When asked what aspect of the program they were most proud of, Wee and Dohanich said the same thing: how large the program has become.
“I couldn’t even have guessed the number,” Dohanich said. “When I first saw that graph, I actually went through and added them all up myself to be sure that was actually accurate, because it just seemed like a really, really high number.”
Wee attributes the size of the major to its inherently collaborative nature.
“It started out more [psychology] and [cell and molecular biology], but then we’ve got people from [biomedical engineering], we’ve got people from liberal arts, we’ve got people from the med school … There’s been this real interdisciplinary program long before interdisciplinary was a cool thing,” Wee said.
The day’s speakers, which included researchers in the private sector, nonprofit workers, physicians and college professors from other institutions, were a testament to the diversity of the people that the major attracts. A throughline of the talks was that close relationships between students and faculty have always been a pillar of the neuroscience program, no matter how much it has grown.
“The unique thing about Tulane for me is that I was able to interact face to face, almost one on one if I wanted, with world class neuroscientists,” Ardalan Minokadeh, a graduate of the class of 2003 who subsequently received MD and Ph.D. degrees from Tulane, said. “The faculty … are still as motivated, if not more, than they were when I was here 25 years ago.”
The event was also, in part, a recognition of Beth Wee, one of the program’s first and most motivated faculty, who will be retiring at the end of the semester.

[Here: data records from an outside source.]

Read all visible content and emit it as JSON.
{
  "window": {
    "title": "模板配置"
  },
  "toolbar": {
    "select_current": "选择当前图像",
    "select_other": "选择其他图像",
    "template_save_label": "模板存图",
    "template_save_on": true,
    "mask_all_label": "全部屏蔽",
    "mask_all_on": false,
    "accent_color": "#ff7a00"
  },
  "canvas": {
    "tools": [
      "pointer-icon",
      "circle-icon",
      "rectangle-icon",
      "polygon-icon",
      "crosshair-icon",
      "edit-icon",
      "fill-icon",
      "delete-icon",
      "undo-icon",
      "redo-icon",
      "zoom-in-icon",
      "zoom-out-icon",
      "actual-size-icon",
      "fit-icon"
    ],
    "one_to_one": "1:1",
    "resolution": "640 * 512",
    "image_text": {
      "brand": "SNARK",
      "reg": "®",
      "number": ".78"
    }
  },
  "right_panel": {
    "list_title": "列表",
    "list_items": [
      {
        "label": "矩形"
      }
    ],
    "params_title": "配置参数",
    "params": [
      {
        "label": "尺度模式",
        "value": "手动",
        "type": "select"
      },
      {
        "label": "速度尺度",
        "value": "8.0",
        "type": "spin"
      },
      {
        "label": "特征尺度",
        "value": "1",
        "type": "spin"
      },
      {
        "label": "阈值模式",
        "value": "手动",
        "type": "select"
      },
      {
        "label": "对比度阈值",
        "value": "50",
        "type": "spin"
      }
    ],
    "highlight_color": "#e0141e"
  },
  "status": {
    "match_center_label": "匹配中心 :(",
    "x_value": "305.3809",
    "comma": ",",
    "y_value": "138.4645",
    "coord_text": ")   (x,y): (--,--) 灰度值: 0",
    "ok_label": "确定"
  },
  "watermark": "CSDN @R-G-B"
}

“It’s actually Dr. Beth Wee’s Brain and Behavior course that I took – it changed so many lives, and mine included – that shifted my trajectory,” Minokadeh said.
Looking to the future, Wee said, “if I could wave my magic wand, I would hope that we could get future students really doing state of the art stuff, whether it’s more AI, whether it’s more molecular biology, whether it’s more computational [neuroscience] … that we can really make sure that we’re training students for the 21st century.”
Dohanich echoed Wee’s sentiment about the promise of artificial intelligence and novel computational approaches to studying the brain:
“I think it’s going to be possible to actually begin to delve into complexity, understanding levels we never imagined before … I think it’s going to change also in terms of how we teach neuroscience. I remember years ago, I would say to students … in the future, 50 years from now, I’ll be able to walk you into this hologram of a brain, and we could walk around, and we could point out different things. I think that that is going to be a possibility.”
The neuroscience program’s teaching capacity will soon increase again, with two new full-time faculty members to begin in the fall.